Shelter is basic human need. Poverty has created social inequality in the kind of housing one is able to live in. Poor people cannot afford proper housing and water supply. Wealth people have adequate resources to find good places to set up their homes normally fitted with water supply and electricity. Security is also better with big compounds and hygienic surrounding. In most towns, certain class of people lives in certain estates which in real sense define their economic class. Most poor persons in developing countries live in slums where the cost of houses is relatively cheaper but with poor sanitation and security. As it is evident in most cities in the world, people with the same class live in certain parts of a town (Neckerman, 103). Low class people are denied opportunity to live in healthy and secure environment.

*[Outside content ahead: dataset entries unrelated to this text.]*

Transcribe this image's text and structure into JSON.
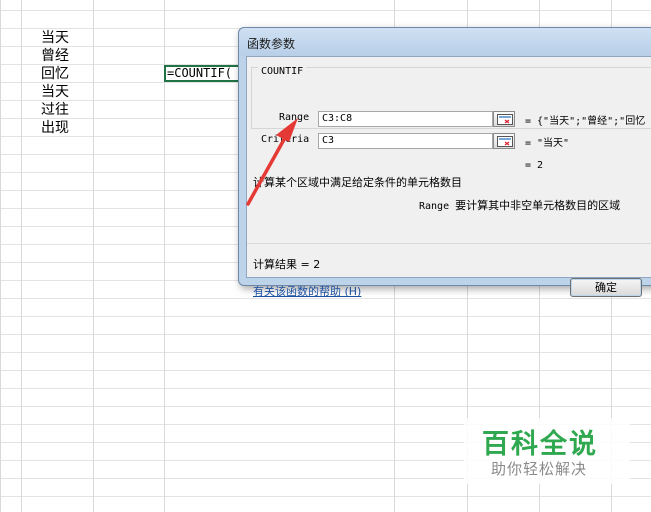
{
  "sheet": {
    "cells": [
      "当天",
      "曾经",
      "回忆",
      "当天",
      "过往",
      "出现"
    ],
    "formula_cell": "=COUNTIF("
  },
  "dialog": {
    "title": "函数参数",
    "function_name": "COUNTIF",
    "args": [
      {
        "label": "Range",
        "value": "C3:C8",
        "result": "= {\"当天\";\"曾经\";\"回忆"
      },
      {
        "label": "Criteria",
        "value": "C3",
        "result": "= \"当天\""
      }
    ],
    "function_result": "= 2",
    "description": "计算某个区域中满足给定条件的单元格数目",
    "arg_help_name": "Range",
    "arg_help_text": "要计算其中非空单元格数目的区域",
    "calc_result": "计算结果 =  2",
    "help_link": "有关该函数的帮助 (H)",
    "ok_label": "确定"
  },
  "watermark": {
    "brand": "百科全说",
    "slogan": "助你轻松解决"
  },
  "colors": {
    "accent_arrow": "#e53935",
    "brand_green": "#2fa84f",
    "selection_border": "#217346"
  }
}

Education Policies that Address Social Inequality (EPASI) is a program supported by European Commission under the department of Education and Culture. EPASI gives detail of elements that can be employed to curb social inequality. Addressing educational inequality is essential to tackling social inequality. Identifying successful policies and examining the reasons why some groups are disadvantaged will help solve the problem. Subsidizing higher education will demystify the notion that it is meant for certain socio-economic group .Poverty is the root cause of social inequality in most parts of the world. Poverty can be eradicated by tapping the potential of women. Female population is large and promoting equality and ending discrimination against women is critical for poverty reduction. Encouraging self-employment and creation of jobs will play a central role in ending poverty. Accessibility of capital, other productive resources and land must be improved. Efforts should be put in place to reduce the percentage of under-nourished that cannot get out of poverty (Grusky & Amartya, 294). Protecting environment to eradicate is poverty critical for safe and clean water. Provision of quality secondary and higher education is necessary for acquisition of relevant skills and methods to increase productivity. Effective governance and effective administration through policies that promote cohesion and stability create an enabling environment for development.

Social inequality is the lack of equal opportunities to certain resources in the society. This disparity is cause by several factors including culture, gender, race and traditions. Social inequality is depicted by difference in education, health care, shelter and clothing. Poverty is the main cause of social disparity and affects most of the other factors. Social inequality is characterized by the continuation of unequal opportunities for different social positions within society. It contains prearranged and repeated patterns of unequal distributions of opportunities, punishments, wealth, rewards and goods. Thus, two main for measuring social inequality are: inequality of opportunities and inequality of condition.


Ore, Tracy. The Social Construction of Difference and Inequality. New York, McGraw Hill Publishers, 2011. Print.

Osberg, Lars. Economic Inequality and Poverty: International Perspectives. Armonk, N.Y: M.E. Sharpe, 2001. Print.

Grusky, David B, and Amartya K. Sen. Poverty and Inequality. Stanford, Calif: Stanford Univ. Press, 2006. Print.

Neckerman, Kathryn M. Social Inequality. New York, NY: Russell Sage, 2004. Print.

Pantazis, Christina. Poverty and Social Exclusion in Britain: The Millennium Survey. Bristol: Policy, 2006. Print.